I’ve already covered the misuse of the term depression in my post of November 24, 2015, Depression is a Symptom, not a Psychiatric Disorder. Major depression is a clinical condition has many physical symptoms and is something that can be quite disabling, while being unhappy, sad, grieving or even demoralized is not the same thing at all. The latter conditions do not respond to antidepressants in the least, but researchers doing current studies on antidepressant efficacy have become very sloppy and often do not exclude the latter people as they should.

Bell then addresses how the term “bipolar” is creeping into common usage to cover things such as being moody and having difficulty regulating one's moods and having a bad temper (especially in kids, I might add). For maybe thirty minutes or an hour. And many psychiatrists just take patients at their word when they misuse the term, and prescribe unnecessary and ineffective mood stabilizers.

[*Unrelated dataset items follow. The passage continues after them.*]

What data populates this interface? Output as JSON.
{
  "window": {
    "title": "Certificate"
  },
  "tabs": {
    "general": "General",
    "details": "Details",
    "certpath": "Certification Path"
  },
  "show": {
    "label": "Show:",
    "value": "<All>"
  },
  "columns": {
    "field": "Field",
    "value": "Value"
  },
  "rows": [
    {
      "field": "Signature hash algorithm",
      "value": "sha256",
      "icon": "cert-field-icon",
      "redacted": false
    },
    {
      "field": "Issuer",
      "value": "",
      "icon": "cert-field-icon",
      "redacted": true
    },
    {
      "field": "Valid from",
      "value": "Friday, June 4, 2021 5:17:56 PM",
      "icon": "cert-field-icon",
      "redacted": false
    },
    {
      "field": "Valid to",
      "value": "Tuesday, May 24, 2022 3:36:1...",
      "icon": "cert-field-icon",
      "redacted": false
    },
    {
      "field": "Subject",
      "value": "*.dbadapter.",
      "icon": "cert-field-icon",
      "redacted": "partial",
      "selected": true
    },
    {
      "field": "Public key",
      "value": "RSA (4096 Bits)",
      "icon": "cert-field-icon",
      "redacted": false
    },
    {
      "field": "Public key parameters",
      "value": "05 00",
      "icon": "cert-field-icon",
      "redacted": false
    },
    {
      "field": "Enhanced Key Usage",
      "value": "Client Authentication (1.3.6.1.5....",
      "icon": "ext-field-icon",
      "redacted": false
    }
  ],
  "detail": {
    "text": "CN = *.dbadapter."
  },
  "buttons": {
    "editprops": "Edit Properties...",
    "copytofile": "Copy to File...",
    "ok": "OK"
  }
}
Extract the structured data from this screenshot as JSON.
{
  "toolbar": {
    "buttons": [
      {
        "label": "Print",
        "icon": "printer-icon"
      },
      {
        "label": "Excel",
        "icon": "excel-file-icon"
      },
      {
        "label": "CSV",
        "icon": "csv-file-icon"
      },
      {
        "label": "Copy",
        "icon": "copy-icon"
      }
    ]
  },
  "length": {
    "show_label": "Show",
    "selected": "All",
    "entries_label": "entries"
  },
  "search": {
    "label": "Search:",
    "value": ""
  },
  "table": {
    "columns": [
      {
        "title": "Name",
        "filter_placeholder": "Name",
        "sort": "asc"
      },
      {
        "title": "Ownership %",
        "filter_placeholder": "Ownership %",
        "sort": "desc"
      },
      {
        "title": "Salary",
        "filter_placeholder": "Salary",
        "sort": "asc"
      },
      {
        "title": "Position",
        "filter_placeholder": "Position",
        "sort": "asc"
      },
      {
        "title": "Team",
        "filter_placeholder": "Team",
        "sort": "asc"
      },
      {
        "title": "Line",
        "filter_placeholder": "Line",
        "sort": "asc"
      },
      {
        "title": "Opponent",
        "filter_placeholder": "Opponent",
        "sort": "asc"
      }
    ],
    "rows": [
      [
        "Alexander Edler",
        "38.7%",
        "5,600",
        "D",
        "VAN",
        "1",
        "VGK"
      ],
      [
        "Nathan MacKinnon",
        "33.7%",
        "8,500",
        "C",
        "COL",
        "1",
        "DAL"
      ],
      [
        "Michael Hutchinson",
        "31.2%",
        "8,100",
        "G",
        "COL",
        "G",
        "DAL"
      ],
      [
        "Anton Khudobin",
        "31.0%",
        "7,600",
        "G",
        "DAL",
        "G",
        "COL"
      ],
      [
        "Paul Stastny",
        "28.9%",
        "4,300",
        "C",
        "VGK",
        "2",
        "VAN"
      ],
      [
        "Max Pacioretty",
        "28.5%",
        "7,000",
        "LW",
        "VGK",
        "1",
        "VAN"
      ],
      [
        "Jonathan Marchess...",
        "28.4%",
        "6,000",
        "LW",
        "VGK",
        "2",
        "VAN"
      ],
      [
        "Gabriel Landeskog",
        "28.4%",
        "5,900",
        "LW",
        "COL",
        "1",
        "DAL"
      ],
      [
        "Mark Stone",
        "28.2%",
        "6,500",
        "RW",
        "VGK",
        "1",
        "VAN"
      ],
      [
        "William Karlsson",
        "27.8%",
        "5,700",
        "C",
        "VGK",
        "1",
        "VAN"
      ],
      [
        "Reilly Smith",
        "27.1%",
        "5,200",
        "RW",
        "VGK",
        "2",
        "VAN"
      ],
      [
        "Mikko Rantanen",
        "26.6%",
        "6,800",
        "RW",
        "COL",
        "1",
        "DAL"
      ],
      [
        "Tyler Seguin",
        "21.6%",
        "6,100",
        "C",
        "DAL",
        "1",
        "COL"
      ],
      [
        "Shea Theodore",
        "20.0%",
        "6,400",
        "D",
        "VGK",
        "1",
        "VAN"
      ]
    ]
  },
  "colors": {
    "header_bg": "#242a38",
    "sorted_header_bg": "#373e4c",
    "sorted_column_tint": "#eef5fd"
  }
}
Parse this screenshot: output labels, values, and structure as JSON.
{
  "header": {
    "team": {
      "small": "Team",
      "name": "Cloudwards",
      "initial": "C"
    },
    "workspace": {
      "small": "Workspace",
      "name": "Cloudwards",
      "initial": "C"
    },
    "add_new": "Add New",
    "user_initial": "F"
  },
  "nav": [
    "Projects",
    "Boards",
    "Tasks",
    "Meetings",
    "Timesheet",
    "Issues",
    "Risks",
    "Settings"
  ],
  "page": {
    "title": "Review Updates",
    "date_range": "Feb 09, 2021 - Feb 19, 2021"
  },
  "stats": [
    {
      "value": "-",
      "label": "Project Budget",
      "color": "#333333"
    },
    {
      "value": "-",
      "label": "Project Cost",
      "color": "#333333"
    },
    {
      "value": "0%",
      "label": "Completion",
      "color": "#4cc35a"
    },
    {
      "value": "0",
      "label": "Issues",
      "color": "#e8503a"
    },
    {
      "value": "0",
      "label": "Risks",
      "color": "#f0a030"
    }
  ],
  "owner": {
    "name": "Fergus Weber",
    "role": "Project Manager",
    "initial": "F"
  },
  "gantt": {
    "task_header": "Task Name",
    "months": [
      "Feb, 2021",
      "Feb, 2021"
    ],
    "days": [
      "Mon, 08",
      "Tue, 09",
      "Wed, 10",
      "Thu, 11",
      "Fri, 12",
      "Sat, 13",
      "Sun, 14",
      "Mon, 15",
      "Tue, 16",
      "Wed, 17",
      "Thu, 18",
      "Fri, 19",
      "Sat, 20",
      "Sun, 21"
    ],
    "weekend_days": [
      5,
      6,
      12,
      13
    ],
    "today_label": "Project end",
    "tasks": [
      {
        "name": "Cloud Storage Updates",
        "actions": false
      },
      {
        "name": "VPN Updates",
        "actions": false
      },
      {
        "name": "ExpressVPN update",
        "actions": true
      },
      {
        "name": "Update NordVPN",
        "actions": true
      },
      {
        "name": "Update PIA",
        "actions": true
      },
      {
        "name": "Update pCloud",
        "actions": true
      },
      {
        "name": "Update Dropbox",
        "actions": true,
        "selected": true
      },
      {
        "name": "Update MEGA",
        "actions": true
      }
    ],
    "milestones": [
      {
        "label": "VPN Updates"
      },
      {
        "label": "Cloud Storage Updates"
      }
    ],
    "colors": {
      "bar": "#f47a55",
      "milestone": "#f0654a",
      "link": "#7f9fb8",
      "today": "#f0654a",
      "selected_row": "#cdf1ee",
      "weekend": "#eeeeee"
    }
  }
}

In that vein, another article in the April issue of the same newspaper quoting a Gabrielle Carson M.S. talks about the issue of tantrums in children. It advocates investigating the child’s symptomatology to rule out bipolar and other mental disorders, as well as clearly behavioral problems like so-called disruptive mood dysregulation disorder, ADHD, and oppositional defiant disorder. 

The only mention of environmental factors that might lead to the tantrums is a quick and superficial reference to child abuse and school bullying. But the article says absolutely nothing about the far most common cause of frequent tantrums by children (as discussed by child psychologist and columnist John Rosemond as well as other people who actually look at what goes on in the child’s home): problematic parenting practices such as acting like a friend to your kids instead an authority figure, letting them make decisions that should be made by the adults, compulsive yelling or lecturing, and inconsistency in administering discipline.